As ground feeders the Galapagos dove diet consists mostly of seeds, fruit, caterpillars, and Opuntia cactus pulp. Their downward curving beak is highly adept at picking small opuntia seeds from the ground. Their beak is also strong enough to crack hard seeds that have been cast aside as inedible by Galapagos finches.
• On Genovesa island, due to the absence of bees, the Opuntia cactus plant has had to adapt to different pollinators. The cacti have uniquely evolved to have softer spines which allow the Galapagos Dove to pollinate their flowers while feeding on soft cactus pulp.
• In the past, sailors who visited the Galapagos islands would hunt the Galapagos dove for food. Historic reports observe that whole flocks of doves would come right up to humans, even landing on their heads without fear. So it is no surprise that the Galapagos dove became an easy meal. Today their main threat is caused by feral cats who were introduced by humans. As with most other Galapagos species, they are also affected by habitat loss, especially on inhabited islands.

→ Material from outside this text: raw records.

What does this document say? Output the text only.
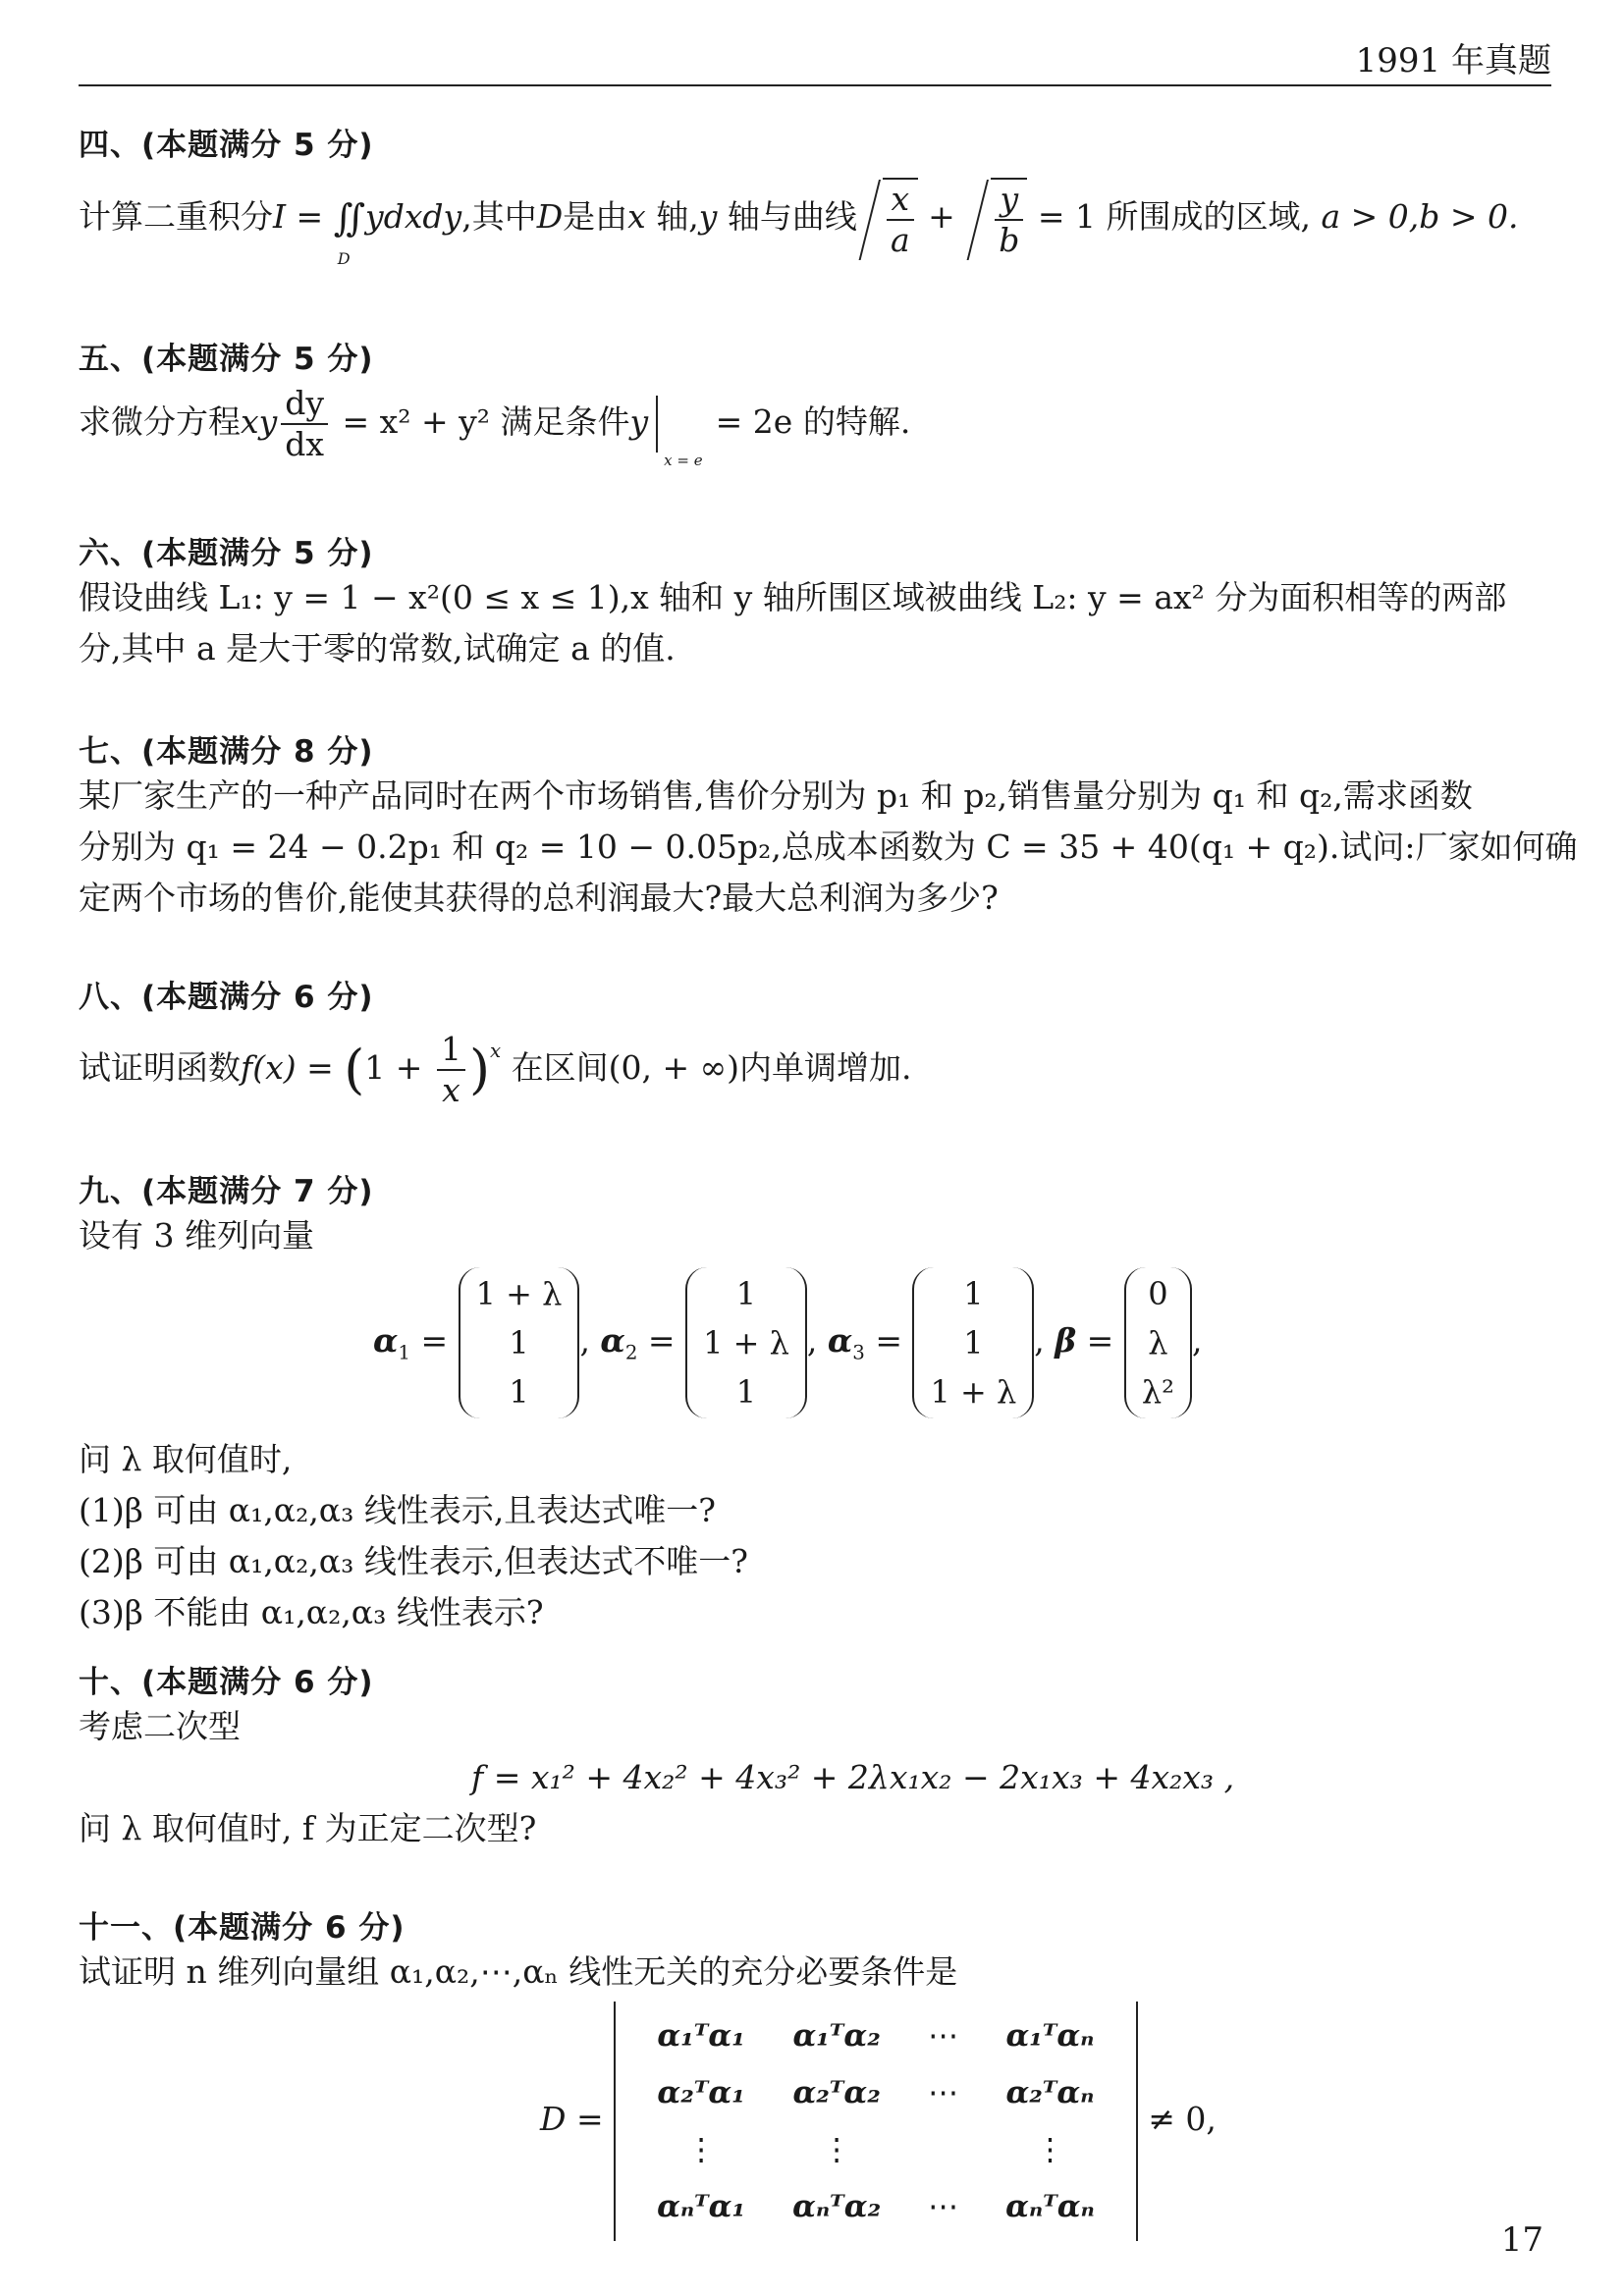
1991 年真题
四、(本题满分 5 分)
计算二重积分I = ∬
D
ydxdy,其中D是由x 轴,y 轴与曲线 $\frac{x}{a} + \frac{y}{b} = 1$ 所围成的区域, a > 0,b > 0.
五、(本题满分 5 分)
求微分方程xy $\frac{dy}{dx} = x^2 + y^2$ 满足条件y
x = e
= 2e 的特解.
六、(本题满分 5 分)
假设曲线 L₁: y = 1 − x²(0 ≤ x ≤ 1),x 轴和 y 轴所围区域被曲线 L₂: y = ax² 分为面积相等的两部
分,其中 a 是大于零的常数,试确定 a 的值.
七、(本题满分 8 分)
某厂家生产的一种产品同时在两个市场销售,售价分别为 p₁ 和 p₂,销售量分别为 q₁ 和 q₂,需求函数
分别为 q₁ = 24 − 0.2p₁ 和 q₂ = 10 − 0.05p₂,总成本函数为 C = 35 + 40(q₁ + q₂).试问:厂家如何确
定两个市场的售价,能使其获得的总利润最大?最大总利润为多少?
八、(本题满分 6 分)
试证明函数$f(x) = (1 + \frac{1}{x} )^x$ 在区间(0, + ∞)内单调增加.
九、(本题满分 7 分)
设有 3 维列向量
$\alpha_1$ =
1 + λ
1
1
, $\alpha_2$ =
1
1 + λ
1
, $\alpha_3$ =
1
1
1 + λ
, β =
0
λ
λ²
,
问 λ 取何值时,
(1)β 可由 α₁,α₂,α₃ 线性表示,且表达式唯一?
(2)β 可由 α₁,α₂,α₃ 线性表示,但表达式不唯一?
(3)β 不能由 α₁,α₂,α₃ 线性表示?
十、(本题满分 6 分)
考虑二次型
f = x₁² + 4x₂² + 4x₃² + 2λx₁x₂ − 2x₁x₃ + 4x₂x₃ ,
问 λ 取何值时, f 为正定二次型?
十一、(本题满分 6 分)
试证明 n 维列向量组 α₁,α₂,⋯,αₙ 线性无关的充分必要条件是
D =
α₁ᵀα₁	α₁ᵀα₂	⋯	α₁ᵀαₙ
α₂ᵀα₁	α₂ᵀα₂	⋯	α₂ᵀαₙ
⋮	⋮		⋮
αₙᵀα₁	αₙᵀα₂	⋯	αₙᵀαₙ
≠ 0,
17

• The Galapagos Dove is an excellent digger. A single Galapagos dove could remove its own volume of soil in just five minutes, a feat that would take a human over 6 hours to perform!
• Little is known about Galapagos dove population numbers, but the IUCN Red List define this species as Near Threatened with a Declining population trend. The principal threats to Galapagos doves today include predation by invasive species, disease, habitat loss and pollution. Feral cats in particular are a menace on inhabited islands due to the tameness of doves and the fact that they spend most of their time on the ground making an easy target. Whilst there is no active conservation project to directly protect them, they do benefit indirectly from more general anti-pollution and Galapagos habitat recovery projects.
If you enjoyed this post, then check out more information about Galapagos Bird species.
In conclusion, the humble Galapagos dove may not be your top highlight of the Galapagos islands, but do spare a moment for them if you happen to cross paths. They are attractive birds, and are not afraid of tourists, so take the opportunity to spend a moment with them. After all, this is the only place on the planet that you will ever see a Galapagos dove!